Open vlimant opened 5 years ago
full stack
[1,0]<stderr>:Traceback (most recent call last):
[1,0]<stderr>: File "TrainingDriver.py", line 290, in <module>
[1,0]<stderr>: checkpoint=args.checkpoint, checkpoint_interval=args.checkpoint_interval)
[1,0]<stderr>: File "/nfshome/vlimant/NNLO/nnlo/mpi/manager.py", line 164, in __init__
[1,0]<stderr>: self.make_comms(comm)
[1,0]<stderr>: File "/nfshome/vlimant/NNLO/nnlo/mpi/manager.py", line 252, in make_comms
[1,0]<stderr>: checkpoint=self.checkpoint, checkpoint_interval=self.checkpoint_interval
[1,0]<stderr>: File "/nfshome/vlimant/NNLO/nnlo/mpi/process.py", line 661, in __init__
[1,0]<stderr>: checkpoint=checkpoint, checkpoint_interval=checkpoint_interval )

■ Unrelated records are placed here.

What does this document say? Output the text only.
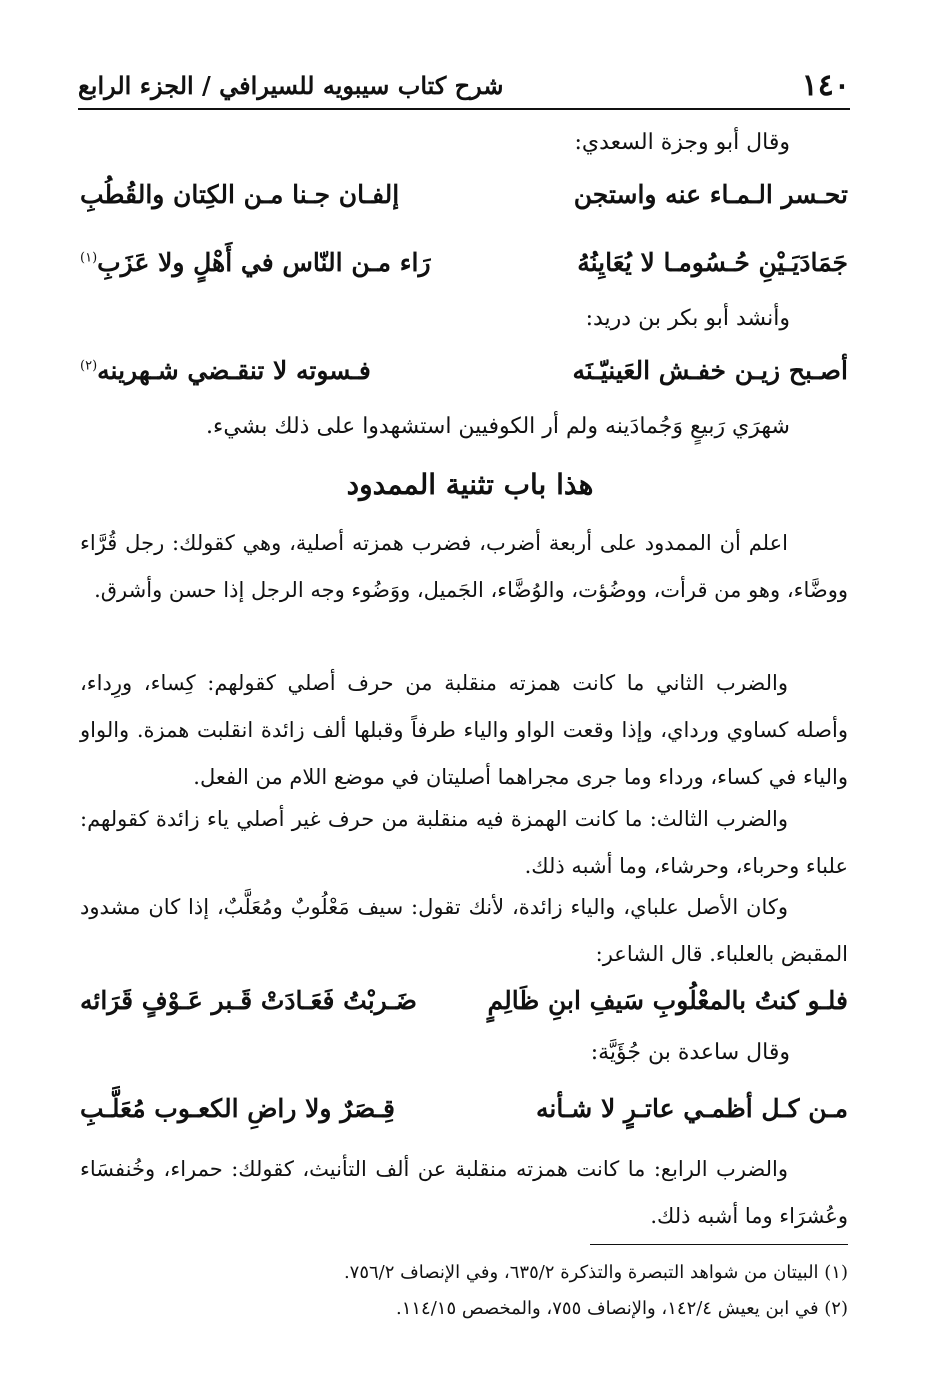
١٤٠
شرح كتاب سيبويه للسيرافي / الجزء الرابع
وقال أبو وجزة السعدي:
تحـسر الـمـاء عنه واستجن
إلفـان جـنا مـن الكِتان والقُطُبِ
جَمَادَيَـيْنِ حُـسُومـا لا يُعَايِنُهُ
رَاء مـن النّاس في أَهْلٍ ولا عَزَبِ$^{(١)}$
وأنشد أبو بكر بن دريد:
أصـبح زيـن خفـش العَينيّـنَه
فـسوته لا تنقـضي شـهرينه$^{(٢)}$
شهرَي رَبيعٍ وَجُمادَينه ولم أر الكوفيين استشهدوا على ذلك بشيء.
هذا باب تثنية الممدود
اعلم أن الممدود على أربعة أضرب، فضرب همزته أصلية، وهي كقولك: رجل قُرَّاء ووضَّاء، وهو من قرأت، ووضُؤت، والوُضَّاء، الجَميل، ووَضُوء وجه الرجل إذا حسن وأشرق.
والضرب الثاني ما كانت همزته منقلبة من حرف أصلي كقولهم: كِساء، ورِداء، وأصله كساوي ورداي، وإذا وقعت الواو والياء طرفاً وقبلها ألف زائدة انقلبت همزة. والواو والياء في كساء، ورداء وما جرى مجراهما أصليتان في موضع اللام من الفعل.
والضرب الثالث: ما كانت الهمزة فيه منقلبة من حرف غير أصلي ياء زائدة كقولهم: علباء وحرباء، وحرشاء، وما أشبه ذلك.
وكان الأصل علباي، والياء زائدة، لأنك تقول: سيف مَعْلُوبٌ ومُعَلَّبٌ، إذا كان مشدود المقبض بالعلباء. قال الشاعر:
فلـو كنتُ بالمعْلُوبِ سَيفِ ابنِ ظَالِمٍ
ضَـربْتُ فَعَـادَتْ قَـبر عَـوْفٍ قَرَائه
وقال ساعدة بن جُؤَيَّة:
مـن كـل أظمـي عاتـرٍ لا شـأنه
قِـصَرٌ ولا راضِ الكعـوب مُعَلَّـبِ
والضرب الرابع: ما كانت همزته منقلبة عن ألف التأنيث، كقولك: حمراء، وخُنفسَاء وعُشرَاء وما أشبه ذلك.
(١) البيتان من شواهد التبصرة والتذكرة ٦٣٥/٢، وفي الإنصاف ٧٥٦/٢.
(٢) في ابن يعيش ١٤٢/٤، والإنصاف ٧٥٥، والمخصص ١١٤/١٥.
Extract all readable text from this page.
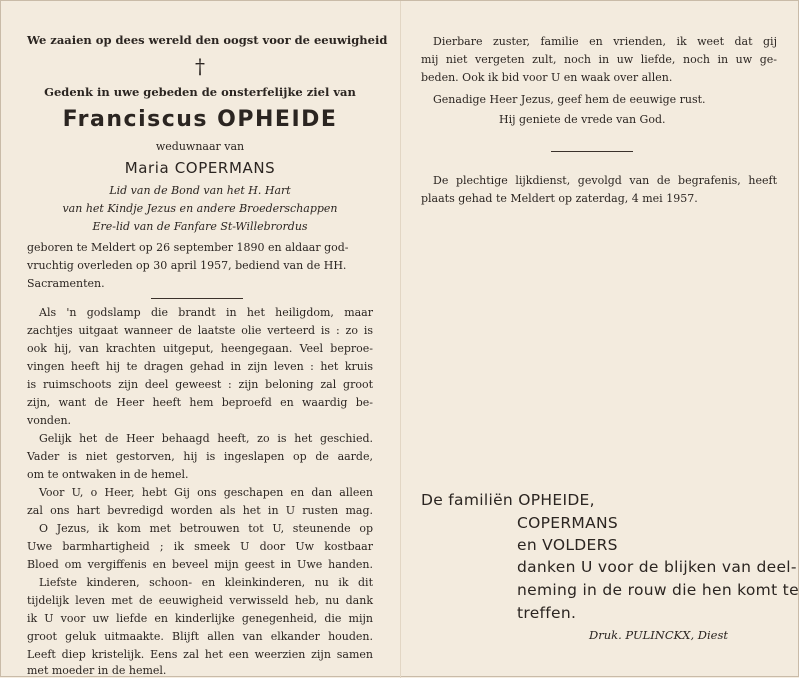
We zaaien op dees wereld den oogst voor de eeuwigheid
†
Gedenk in uwe gebeden de onsterfelijke ziel van
Franciscus OPHEIDE
weduwnaar van
Maria COPERMANS
Lid van de Bond van het H. Hart
van het Kindje Jezus en andere Broederschappen
Ere-lid van de Fanfare St-Willebrordus
geboren te Meldert op 26 september 1890 en aldaar god-
vruchtig overleden op 30 april 1957, bediend van de HH.
Sacramenten.
Als 'n godslamp die brandt in het heiligdom, maar
zachtjes uitgaat wanneer de laatste olie verteerd is : zo is
ook hij, van krachten uitgeput, heengegaan. Veel beproe-
vingen heeft hij te dragen gehad in zijn leven : het kruis
is ruimschoots zijn deel geweest : zijn beloning zal groot
zijn, want de Heer heeft hem beproefd en waardig be-
vonden.
Gelijk het de Heer behaagd heeft, zo is het geschied.
Vader is niet gestorven, hij is ingeslapen op de aarde,
om te ontwaken in de hemel.
Voor U, o Heer, hebt Gij ons geschapen en dan alleen
zal ons hart bevredigd worden als het in U rusten mag.
O Jezus, ik kom met betrouwen tot U, steunende op
Uwe barmhartigheid ; ik smeek U door Uw kostbaar
Bloed om vergiffenis en beveel mijn geest in Uwe handen.
Liefste kinderen, schoon- en kleinkinderen, nu ik dit
tijdelijk leven met de eeuwigheid verwisseld heb, nu dank
ik U voor uw liefde en kinderlijke genegenheid, die mijn
groot geluk uitmaakte. Blijft allen van elkander houden.
Leeft diep kristelijk. Eens zal het een weerzien zijn samen
met moeder in de hemel.
Dierbare zuster, familie en vrienden, ik weet dat gij
mij niet vergeten zult, noch in uw liefde, noch in uw ge-
beden. Ook ik bid voor U en waak over allen.
Genadige Heer Jezus, geef hem de eeuwige rust.
Hij geniete de vrede van God.
De plechtige lijkdienst, gevolgd van de begrafenis, heeft
plaats gehad te Meldert op zaterdag, 4 mei 1957.
De familiën OPHEIDE,
COPERMANS
en VOLDERS
danken U voor de blijken van deel-
neming in de rouw die hen komt te
treffen.
Druk. PULINCKX, Diest
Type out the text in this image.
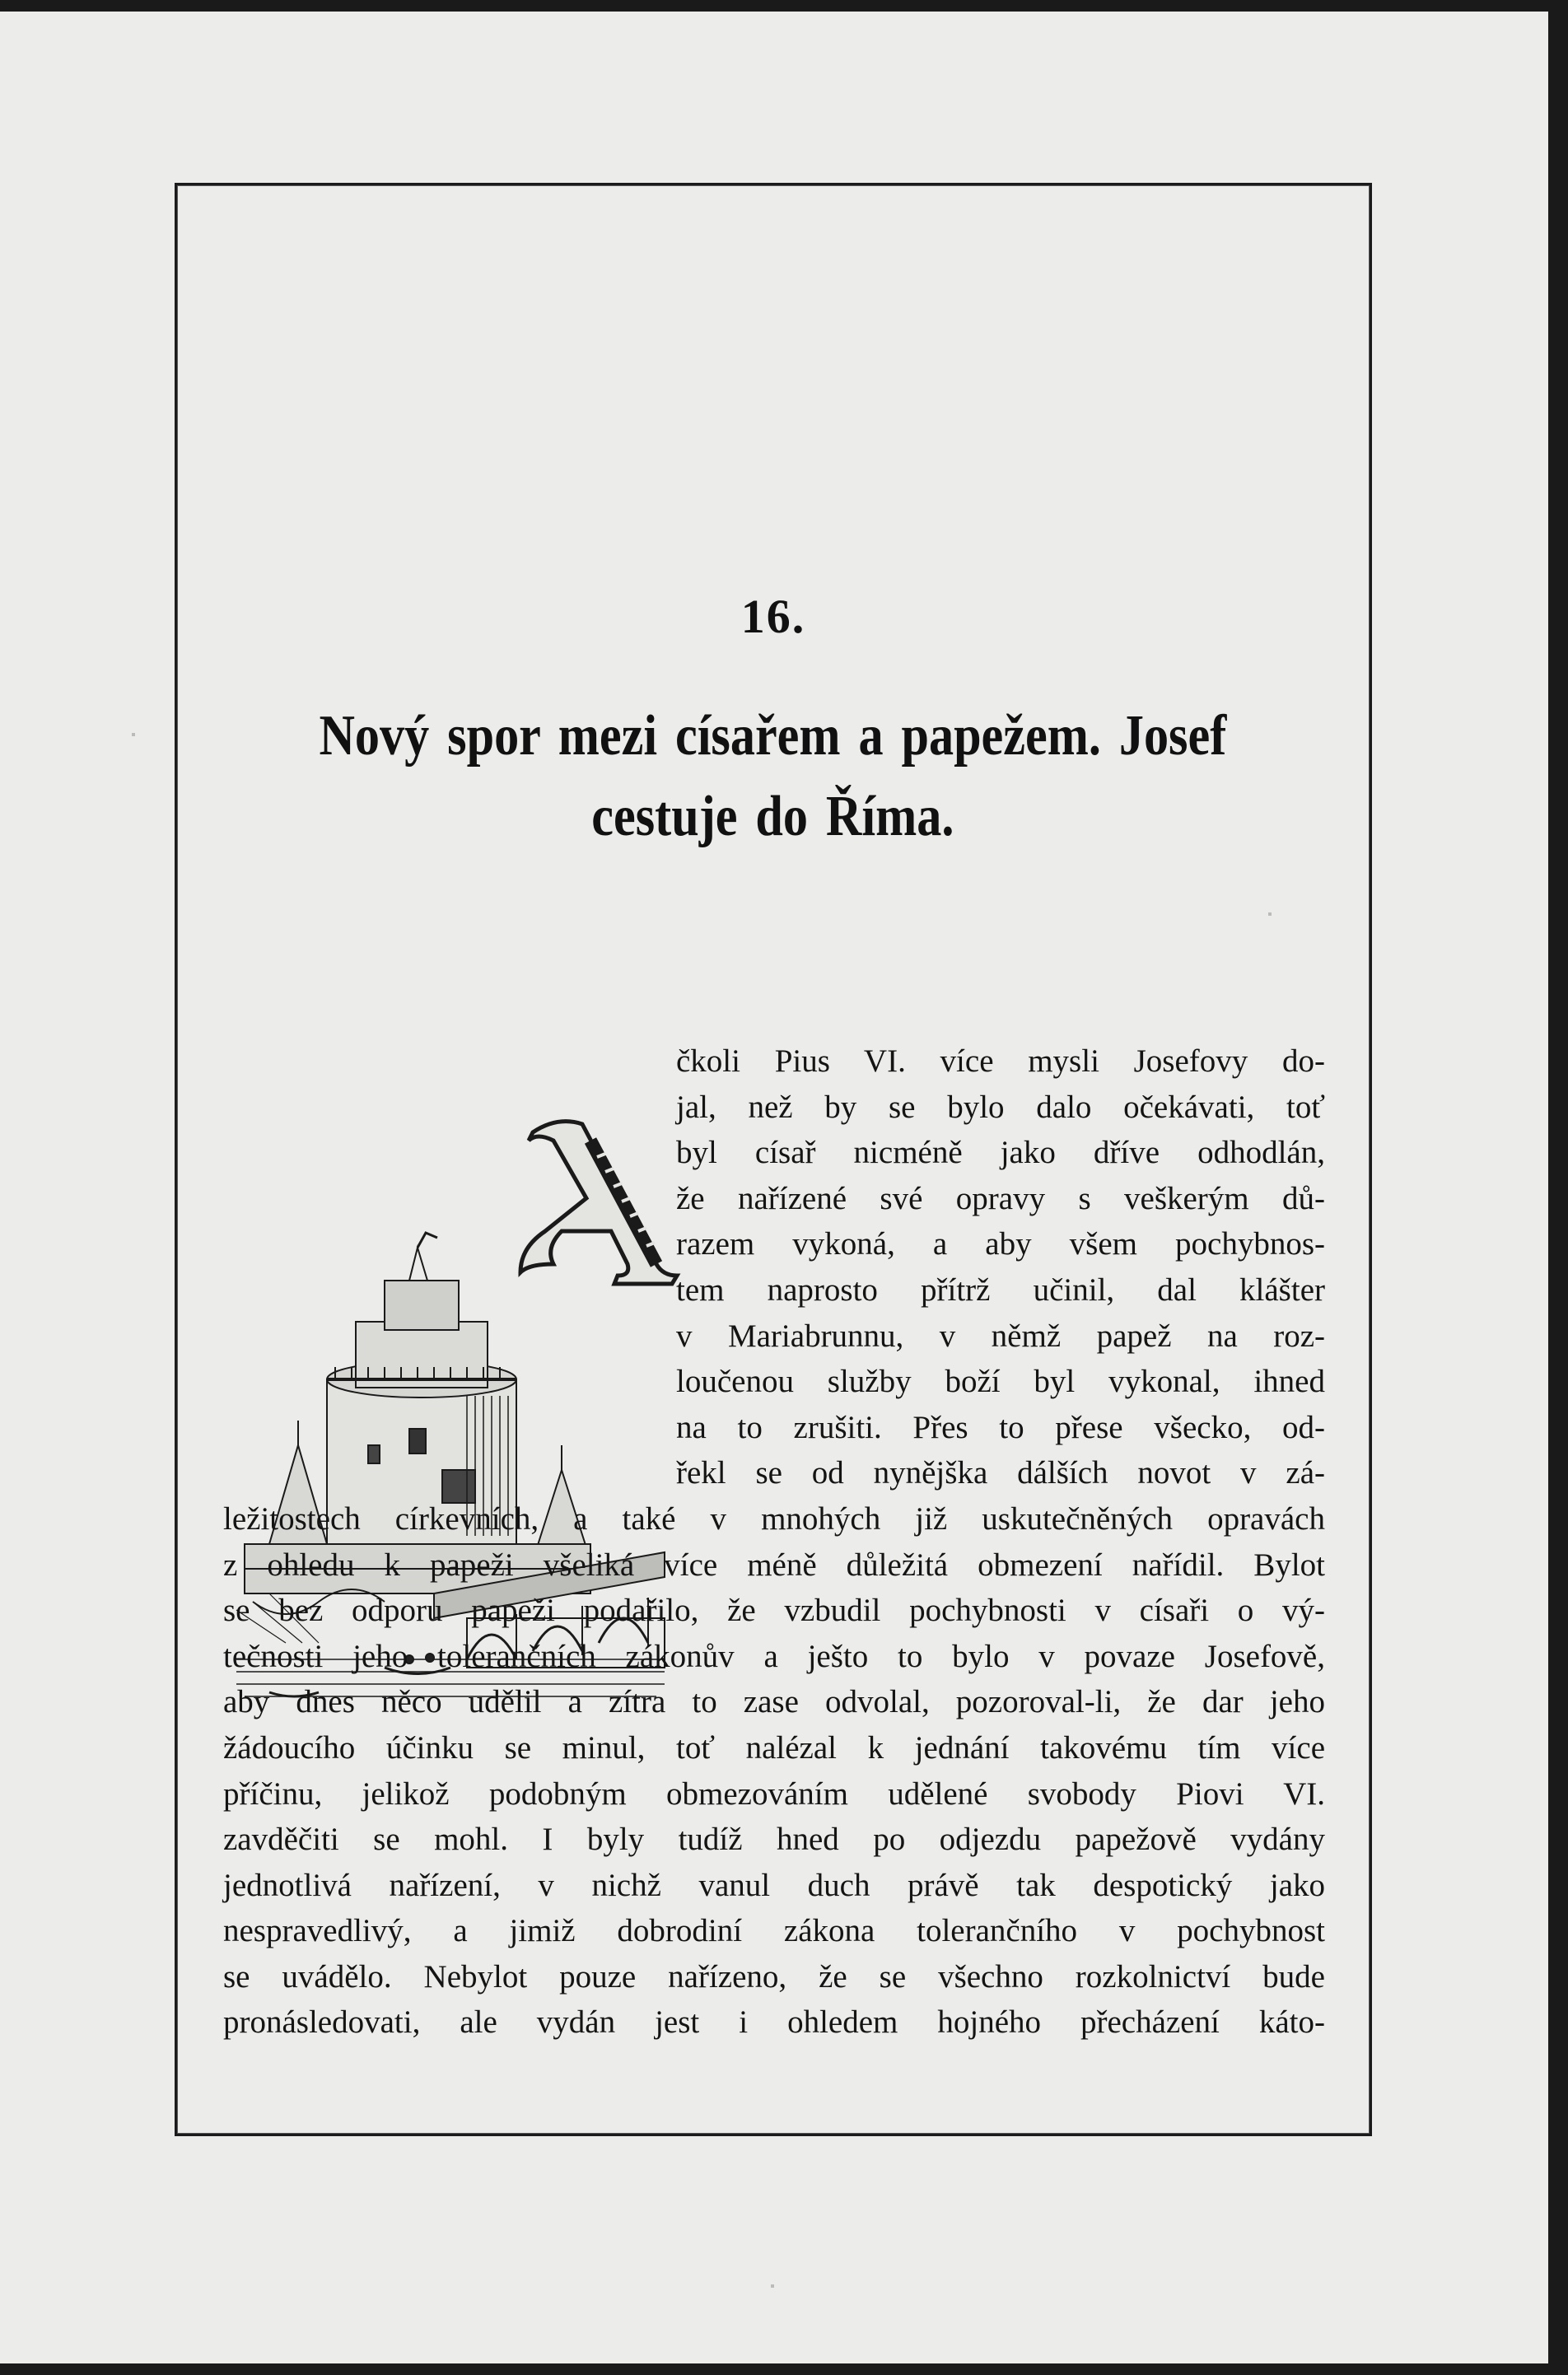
16.
Nový spor mezi císařem a papežem. Josef
cestuje do Říma.
čkoli Pius VI. více mysli Josefovy do-
jal, než by se bylo dalo očekávati, toť
byl císař nicméně jako dříve odhodlán,
že nařízené své opravy s veškerým dů-
razem vykoná, a aby všem pochybnos-
tem naprosto přítrž učinil, dal klášter
v Mariabrunnu, v němž papež na roz-
loučenou služby boží byl vykonal, ihned
na to zrušiti. Přes to přese všecko, od-
řekl se od nynějška dálších novot v zá-
ležitostech církevních, a také v mnohých již uskutečněných opravách
z ohledu k papeži všeliká více méně důležitá obmezení nařídil. Bylot
se bez odporu papeži podařilo, že vzbudil pochybnosti v císaři o vý-
tečnosti jeho tolerančních zákonův a ješto to bylo v povaze Josefově,
aby dnes něco udělil a zítra to zase odvolal, pozoroval-li, že dar jeho
žádoucího účinku se minul, toť nalézal k jednání takovému tím více
příčinu, jelikož podobným obmezováním udělené svobody Piovi VI.
zavděčiti se mohl. I byly tudíž hned po odjezdu papežově vydány
jednotlivá nařízení, v nichž vanul duch právě tak despotický jako
nespravedlivý, a jimiž dobrodiní zákona tolerančního v pochybnost
se uvádělo. Nebylot pouze nařízeno, že se všechno rozkolnictví bude
pronásledovati, ale vydán jest i ohledem hojného přecházení káto-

[1,0]<stderr>: File "/nfshome/vlimant/NNLO/nnlo/mpi/process.py", line 117, in __init__
[1,0]<stderr>: self.build_model()
[1,0]<stderr>: File "/nfshome/vlimant/NNLO/nnlo/mpi/process.py", line 964, in build_model
[1,0]<stderr>: super(MPIMaster, self).build_model(local_session=self.threaded_validation)
[1,0]<stderr>: File "/nfshome/vlimant/NNLO/nnlo/mpi/process.py", line 163, in build_model
[1,0]<stderr>: self.model = self.model_builder.build_model(local_session=local_session)
[1,0]<stderr>: File "/nfshome/vlimant/NNLO/nnlo/train/model.py", line 502, in build_model
[1,0]<stderr>: model = copy.deepcopy(self.model)
[1,0]<stderr>: File "/usr/lib/python3.5/copy.py", line 182, in deepcopy
[1,0]<stderr>: y = _reconstruct(x, rv, 1, memo)
[1,0]<stderr>: File "/usr/lib/python3.5/copy.py", line 297, in _reconstruct
[1,0]<stderr>: state = deepcopy(state, memo)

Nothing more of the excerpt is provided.